“Nem o Governo, nem os proprietários, nem ninguém tomou, propriamente, grandes medidas de limpeza da floresta em Monchique”, disse à agência Lusa o investigador no Centro de Estudos Florestais (CEF) do Instituto Superior de Agronomia (ISA) da Universidade de Lisboa.

No âmbito de um estudo sobre as áreas de maior risco de incêndio este ano [divulgado em maio], os investigadores do CEF identificaram Monchique como o concelho mais preocupante, já que “é um sítio onde há historial de haver grandes incêndios, tem uma grande percentagem da área coberta por floresta ou por matos e a última vez que ardeu foi em 2003”.

De acordo com o coordenador do estudo, José Miguel Cardoso Pereira, a serra de Monchique não ardia há 15 anos, pelo que “estava desde essa altura, gradualmente, a acumular vegetação, que fazia prever que estivessem reunidas condições problemáticas e de alta probabilidade para ocorrência de fogo”.

Em relação aos trabalhos de limpeza da floresta, o investigador considerou que o que se fez neste concelho do barlavento algarvio, tal como no resto do país, foi “limpar uma pequena área em torno das casas, em torno das povoações”, pelo que o trabalho nas dezenas de milhares de hectares florestais, que foram já afetados pelo fogo, “não foi feito, nem agora, nem antes”.

“Houve planos de criar faixas largas com combustível reduzido para facilitar o combate e dificultar a propagação do fogo, mas só uma parte reduzida desses planos” é que passou para o terreno, “portanto estavam criadas as condições para que pudesse acontecer um incêndio de grandes proporções”, afirmou José Miguel Cardoso Pereira.

Para que seja reduzido o risco de incêndio em Monchique, o investigador defendeu que os cidadãos devem, individualmente, ter “mais cuidados com o uso do fogo” e a administração pública deve “concretizar esses planos de criar áreas e faixas em localizações estratégicas conhecidas, onde haver menos vegetação ajudaria a impedir a propagação destes grandes incêndios e tornaria o combate mais eficaz e mais seguro”.

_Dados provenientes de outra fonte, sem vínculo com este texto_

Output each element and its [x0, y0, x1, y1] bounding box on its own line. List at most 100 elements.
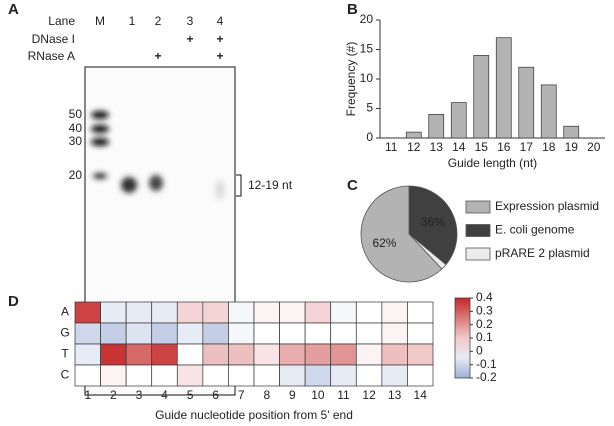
heat-cell: [228, 343, 255, 366]
heat-cell: [151, 301, 178, 324]
heat-cell: [202, 301, 229, 324]
heat-cell: [253, 364, 280, 387]
panel-label: B: [347, 1, 358, 18]
x-tick-label: 13: [430, 140, 444, 154]
marker-size: 40: [69, 121, 83, 135]
heat-cell: [253, 322, 280, 345]
colorbar-tick-label: 0.1: [476, 330, 493, 344]
bar: [473, 55, 490, 139]
heat-cell: [228, 322, 255, 345]
heat-cell: [125, 343, 153, 366]
heat-cell: [355, 301, 383, 324]
row-label: G: [60, 326, 69, 340]
bar: [405, 131, 422, 139]
heat-cell: [151, 343, 178, 366]
x-tick-label: 9: [289, 388, 296, 402]
heat-cell: [74, 322, 101, 345]
heat-cell: [407, 322, 434, 345]
heat-cell: [355, 322, 383, 345]
slice-label: 62%: [372, 236, 396, 250]
heat-cell: [304, 322, 332, 345]
heat-cell: [407, 343, 434, 366]
heat-cell: [330, 322, 357, 345]
row-label: A: [61, 305, 69, 319]
x-tick-label: 6: [212, 388, 219, 402]
heat-cell: [100, 322, 127, 345]
heat-cell: [74, 343, 101, 366]
y-tick-label: 10: [360, 71, 374, 85]
x-tick-label: 10: [311, 388, 325, 402]
heat-cell: [355, 343, 383, 366]
legend-label: pRARE 2 plasmid: [495, 246, 590, 260]
heat-cell: [407, 364, 434, 387]
heat-cell: [100, 301, 127, 324]
lane-label: 3: [187, 14, 194, 28]
slice-label: 36%: [421, 215, 445, 229]
lane-label: 2: [155, 14, 162, 28]
heat-cell: [125, 301, 153, 324]
x-tick-label: 3: [136, 388, 143, 402]
heat-cell: [253, 343, 280, 366]
heat-cell: [74, 364, 101, 387]
bar: [495, 37, 512, 139]
heat-cell: [330, 301, 357, 324]
panel-label: A: [8, 1, 19, 18]
colorbar-tick-label: 0.4: [476, 290, 493, 304]
pie-slice: [408, 185, 458, 266]
treatment-label: DNase I: [32, 32, 75, 46]
heat-cell: [355, 364, 383, 387]
heat-cell: [279, 343, 306, 366]
heat-cell: [228, 364, 255, 387]
x-tick-label: 13: [388, 388, 402, 402]
heat-cell: [330, 364, 357, 387]
lane-label: 1: [129, 14, 136, 28]
marker-size: 50: [69, 107, 83, 121]
heat-cell: [100, 343, 127, 366]
heat-cell: [304, 301, 332, 324]
lane-label: 4: [217, 14, 224, 28]
bracket: [236, 174, 242, 197]
heat-cell: [381, 322, 408, 345]
colorbar: [454, 297, 471, 379]
heat-cell: [176, 301, 204, 324]
y-tick-label: 20: [360, 12, 374, 26]
x-tick-label: 5: [187, 388, 194, 402]
panel-label: C: [347, 177, 358, 194]
bar: [518, 66, 535, 139]
x-tick-label: 4: [161, 388, 168, 402]
x-tick-label: 11: [385, 140, 398, 154]
y-axis-label: Frequency (#): [344, 42, 358, 117]
gel-annotation: 12-19 nt: [248, 178, 293, 192]
x-tick-label: 1: [84, 388, 91, 402]
x-tick-label: 15: [475, 140, 489, 154]
heat-cell: [407, 301, 434, 324]
heat-cell: [330, 343, 357, 366]
heat-cell: [381, 364, 408, 387]
y-tick-label: 15: [360, 42, 374, 56]
lane-heading: Lane: [48, 14, 75, 28]
x-tick-label: 19: [565, 140, 579, 154]
x-tick-label: 7: [238, 388, 245, 402]
heat-cell: [279, 301, 306, 324]
colorbar-tick-label: -0.2: [476, 370, 497, 384]
colorbar-tick-label: 0.3: [476, 304, 493, 318]
lane-label: M: [95, 14, 105, 28]
x-axis-label: Guide length (nt): [448, 156, 537, 170]
legend-label: Expression plasmid: [495, 199, 599, 213]
gel-bands: [91, 111, 225, 200]
x-tick-label: 18: [542, 140, 556, 154]
heat-cell: [176, 322, 204, 345]
heat-cell: [381, 301, 408, 324]
bar: [428, 114, 445, 139]
bar: [450, 102, 467, 139]
legend-swatch: [465, 200, 491, 214]
heat-cell: [125, 322, 153, 345]
treatment-mark: +: [216, 49, 223, 63]
bar: [563, 125, 580, 139]
heat-cell: [74, 301, 101, 324]
heat-cell: [279, 364, 306, 387]
x-tick-label: 14: [452, 140, 466, 154]
x-tick-label: 11: [337, 388, 350, 402]
heat-cell: [304, 364, 332, 387]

Por outro lado, o especialista na área florestal apontou como “absolutamente indispensável”, uma vez que mais de 90% da propriedade florestal está na posse de privados, “que esses proprietários privados se comecem a organizar de maneira a gerir as suas terras em áreas maiores”, permitindo que “a floresta e os outros espaços rurais estejam em condições menos vulneráveis, que tenham menos acumulações de mato, que tenham as densidades adequadas de arvoredo e que tenham o tratamento que as torne mais defensáveis”.

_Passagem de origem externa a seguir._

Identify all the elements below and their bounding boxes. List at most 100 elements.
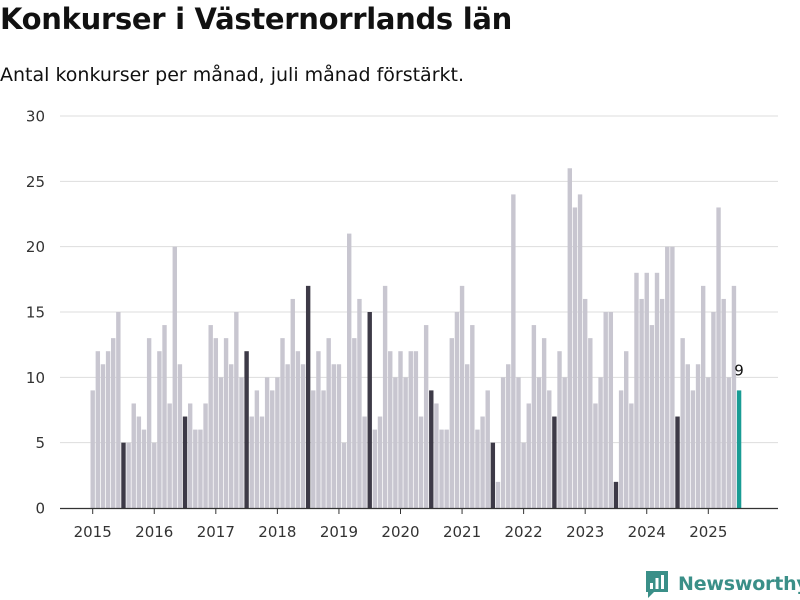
chart-subtitle: Antal konkurser per månad, juli månad fö…	[0, 64, 465, 86]
bar	[536, 377, 542, 508]
bar	[316, 351, 321, 508]
bar	[613, 481, 619, 508]
bar	[654, 272, 660, 508]
bar	[449, 338, 454, 508]
bar	[598, 377, 603, 508]
y-tick-label: 15	[26, 304, 45, 322]
data-label: 9	[734, 361, 744, 379]
y-tick-label: 0	[35, 500, 45, 518]
bar	[193, 429, 198, 508]
bar	[239, 377, 244, 508]
bar	[388, 351, 393, 508]
bar	[557, 351, 562, 508]
x-tick-label: 2017	[197, 523, 235, 541]
bar	[152, 442, 157, 508]
bar	[126, 442, 131, 508]
bar	[475, 429, 480, 508]
bar	[264, 377, 270, 508]
bar	[167, 403, 172, 508]
bar	[547, 390, 552, 508]
y-tick-label: 20	[26, 238, 45, 256]
y-tick-label: 25	[26, 173, 45, 191]
bar	[254, 390, 260, 508]
bar	[459, 285, 465, 508]
bar	[305, 285, 311, 508]
bar	[480, 416, 485, 508]
bar	[223, 338, 229, 508]
x-tick-label: 2016	[135, 523, 173, 541]
bar	[198, 429, 203, 508]
bar	[136, 416, 142, 508]
bar	[593, 403, 598, 508]
bar	[372, 429, 378, 508]
bar	[90, 390, 95, 508]
bar	[485, 390, 490, 508]
chart-title: Konkurser i Västernorrlands län	[0, 2, 512, 36]
bar	[454, 312, 460, 508]
bar	[182, 416, 188, 508]
bar	[582, 298, 588, 508]
bar	[377, 416, 383, 508]
bar	[172, 246, 177, 508]
bar	[541, 338, 547, 508]
y-tick-label: 30	[26, 108, 45, 126]
bar	[634, 272, 639, 508]
bar	[285, 364, 290, 508]
bar	[331, 364, 337, 508]
bar	[234, 312, 239, 508]
bar	[624, 351, 629, 508]
bar	[464, 364, 470, 508]
bar	[326, 338, 331, 508]
bar	[629, 403, 634, 508]
bar	[311, 390, 316, 508]
bar	[341, 442, 347, 508]
bar	[711, 312, 716, 508]
bar	[290, 298, 295, 508]
bar	[280, 338, 285, 508]
bar	[675, 416, 680, 508]
bar	[203, 403, 208, 508]
bar	[506, 364, 511, 508]
bar	[423, 325, 429, 508]
bar	[500, 377, 506, 508]
bar	[352, 338, 357, 508]
bar	[218, 377, 224, 508]
bar	[495, 481, 501, 508]
bar	[105, 351, 111, 508]
bar	[393, 377, 398, 508]
bar	[398, 351, 403, 508]
bar	[146, 338, 152, 508]
x-tick-label: 2023	[566, 523, 604, 541]
bar	[403, 377, 408, 508]
bar	[177, 364, 183, 508]
bar	[706, 377, 711, 508]
bar	[716, 207, 721, 508]
bar	[721, 298, 726, 508]
bar	[413, 351, 419, 508]
bar	[531, 325, 537, 508]
y-tick-label: 10	[26, 369, 45, 387]
bar	[111, 338, 116, 508]
bar	[731, 285, 737, 508]
bar	[249, 416, 254, 508]
bar	[511, 194, 516, 508]
bar	[490, 442, 496, 508]
bar	[444, 429, 449, 508]
bar	[157, 351, 162, 508]
brand-name: Newsworthy	[678, 573, 800, 595]
bar	[357, 298, 362, 508]
bar	[100, 364, 106, 508]
bar	[690, 390, 696, 508]
bar	[552, 416, 557, 508]
bar	[367, 312, 372, 508]
bar	[577, 194, 583, 508]
bar	[639, 298, 644, 508]
x-tick-label: 2024	[628, 523, 666, 541]
latest-bar	[736, 390, 742, 508]
bar	[726, 377, 732, 508]
bar	[572, 207, 578, 508]
bar	[695, 364, 701, 508]
x-tick-label: 2021	[443, 523, 481, 541]
y-tick-label: 5	[35, 434, 45, 452]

Relativamente às espécies florestais, o professor do ISA da Universidade de Lisboa admitiu que “o pinhal e o eucaliptal são espécies bastante vulneráveis ao fogo”, no entanto, se a floresta tiver grandes acumulações de mato por baixo das árvores, o tipo de espécie “é perfeitamente secundário e a vegetação acaba por arder na mesma”.

Na perspetiva de Cardoso Pereira, a plantação de espécies autóctones na floresta portuguesa faz parte das soluções “muito simplistas e irrealistas” para resolver o problema dos incêndios em Portugal.

“Frequentemente, muitas das soluções que são sugeridas são feitas de modo ignorante e leviano”, criticou.

Questionado sobre as recentes medidas para a gestão da floresta portuguesa, o investigador do CEF disse que “o que tem sido feito pelo atual Governo está na mesma categoria do que tem sido feito por todos os outros Governo anteriores e não tem sido suficiente, como a realidade demonstra”.

Quanto às medidas de maior escala, que começaram a ser tomadas na sequência dos grandes incêndios de 2017, nomeadamente a transformação da estrutura da composição da floresta e a revolução das taxas de arborização nalguns sítios do país que têm mais floresta do que aquilo que conseguem defender, “manifestamente não houve tempo para essas medidas de fundo – que levam não anos, mas décadas a pôr em prática – começarem a ter resultados”, indicou.

A adoção destas medidas de fundo tem de começar “tão rapidamente quanto possível” e é necessário “segui-las consistentemente e não estar a alterá-las cada vez que há uma mudança de Governo”, apontou o investigador, acrescentando que é preciso, também, prestar atenção ao cenário de alterações climáticas, que dificulta o combate aos fogos.